Recently I'm writing a download program, which uses the HTTP Range field to download many blocks at the same time. I wrote a Python class to represent the Range (the HTTP header's Range is a closed interval):
class ClosedRange:
    def __init__(self, begin, end):
        self.begin = begin
        self.end = end
    def __iter__(self):
        yield self.begin
        yield self.end
    def __str__(self):
        return '[{0.begin}, {0.end}]'.format(self)
    def __len__(self):
        return self.end - self.begin + 1
The __iter__ magic method is to support the tuple unpacking:
header = {'Range': 'bytes={}-{}'.format(*the_range)}
And len(the_range) is how many bytes in that Range.
Now I found that 'bytes={}-{}'.format(*the_range) occasionally causes the MemoryError.
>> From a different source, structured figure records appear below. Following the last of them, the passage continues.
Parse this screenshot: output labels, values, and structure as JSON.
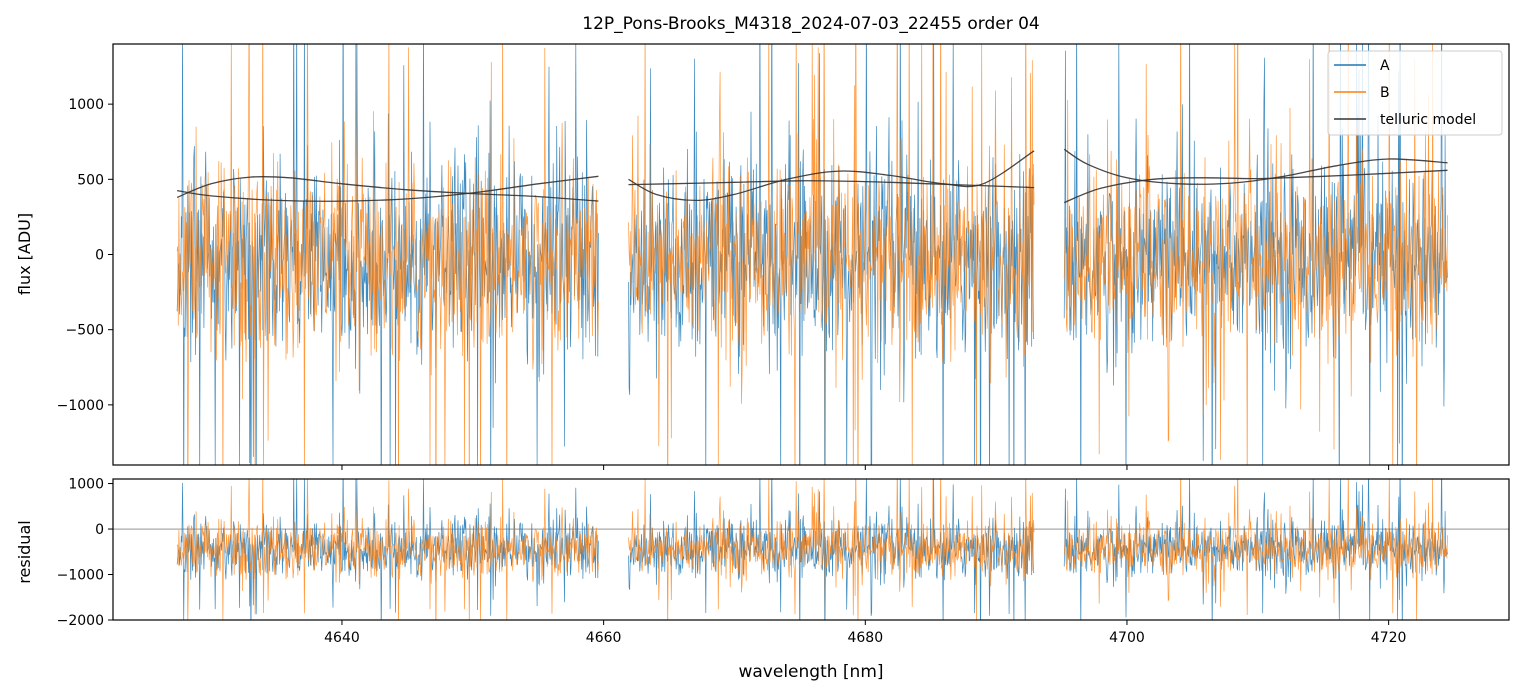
{
  "chart_data": [
    {
      "type": "line",
      "title": "12P_Pons-Brooks_M4318_2024-07-03_22455  order 04",
      "xlabel": "",
      "ylabel": "flux [ADU]",
      "xlim": [
        4622.5,
        4729.2
      ],
      "ylim": [
        -1400,
        1400
      ],
      "yticks": [
        -1000,
        -500,
        0,
        500,
        1000
      ],
      "xticks": [
        4640,
        4660,
        4680,
        4700,
        4720
      ],
      "legend": {
        "placement": "top-right",
        "entries": [
          "A",
          "B",
          "telluric model"
        ]
      },
      "segments": [
        [
          4627.4,
          4659.6
        ],
        [
          4661.9,
          4692.9
        ],
        [
          4695.2,
          4724.5
        ]
      ],
      "series": [
        {
          "name": "A",
          "color": "#1f77b4",
          "kind": "noisy-spectrum",
          "center": -30,
          "sigma": 330,
          "spike_max": 1600
        },
        {
          "name": "B",
          "color": "#ff7f0e",
          "kind": "noisy-spectrum",
          "center": -30,
          "sigma": 320,
          "spike_max": 1500
        },
        {
          "name": "telluric model",
          "color": "#333333",
          "curves": [
            {
              "x": [
                4627.4,
                4630,
                4633,
                4636,
                4640,
                4645,
                4650,
                4655,
                4659.6
              ],
              "y": [
                380,
                470,
                515,
                510,
                470,
                430,
                405,
                385,
                355
              ]
            },
            {
              "x": [
                4627.4,
                4630,
                4635,
                4640,
                4645,
                4650,
                4655,
                4659.6
              ],
              "y": [
                425,
                390,
                360,
                355,
                370,
                410,
                470,
                520
              ]
            },
            {
              "x": [
                4661.9,
                4664,
                4667,
                4670,
                4674,
                4678,
                4682,
                4686,
                4689,
                4692.9
              ],
              "y": [
                500,
                400,
                360,
                400,
                500,
                555,
                525,
                470,
                470,
                690
              ]
            },
            {
              "x": [
                4661.9,
                4665,
                4670,
                4675,
                4680,
                4685,
                4690,
                4692.9
              ],
              "y": [
                465,
                470,
                480,
                490,
                485,
                470,
                455,
                445
              ]
            },
            {
              "x": [
                4695.2,
                4697,
                4700,
                4704,
                4708,
                4712,
                4716,
                4720,
                4724.5
              ],
              "y": [
                700,
                600,
                510,
                470,
                475,
                520,
                590,
                635,
                610
              ]
            },
            {
              "x": [
                4695.2,
                4698,
                4702,
                4706,
                4710,
                4715,
                4720,
                4724.5
              ],
              "y": [
                345,
                440,
                500,
                510,
                505,
                520,
                540,
                560
              ]
            }
          ]
        }
      ]
    },
    {
      "type": "line",
      "title": "",
      "xlabel": "wavelength [nm]",
      "ylabel": "residual",
      "xlim": [
        4622.5,
        4729.2
      ],
      "ylim": [
        -2000,
        1100
      ],
      "yticks": [
        -2000,
        -1000,
        0,
        1000
      ],
      "xticks": [
        4640,
        4660,
        4680,
        4700,
        4720
      ],
      "zero_line": true,
      "segments": [
        [
          4627.4,
          4659.6
        ],
        [
          4661.9,
          4692.9
        ],
        [
          4695.2,
          4724.5
        ]
      ],
      "series": [
        {
          "name": "A",
          "color": "#1f77b4",
          "kind": "noisy-residual",
          "center": -430,
          "sigma": 330,
          "spike_max": 1500
        },
        {
          "name": "B",
          "color": "#ff7f0e",
          "kind": "noisy-residual",
          "center": -430,
          "sigma": 320,
          "spike_max": 1400
        }
      ]
    }
  ]
}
After some debugging I found that the CPython interpreter will try to call len(iterable) when executing func(*iterable), and (may) allocate memory based on the length. On my machine, when len(the_range) is greater than 1GB, the MemoryError appears.
This is a simplified one:
class C:
    def __iter__(self):
        yield 5
    def __len__(self):
        print('__len__ called')
        return 1024**3
def f(*args):
    return args
>>> c = C()
>>> f(*c)
__len__ called
Traceback (most recent call last):
  File "<stdin>", line 1, in <module>
MemoryError
>>> # BTW, `list(the_range)` have the same problem.
>>> list(c)
__len__ called
Traceback (most recent call last):
  File "<stdin>", line 1, in <module>
MemoryError
So my questions are:
Why CPython call
len(iterable)? From this question I see you won't know an iterator's length until you iterate throw it. Is this an optimization?Can
__len__method return the 'fake' length (i.e. not the real number of elements in memory) of an object?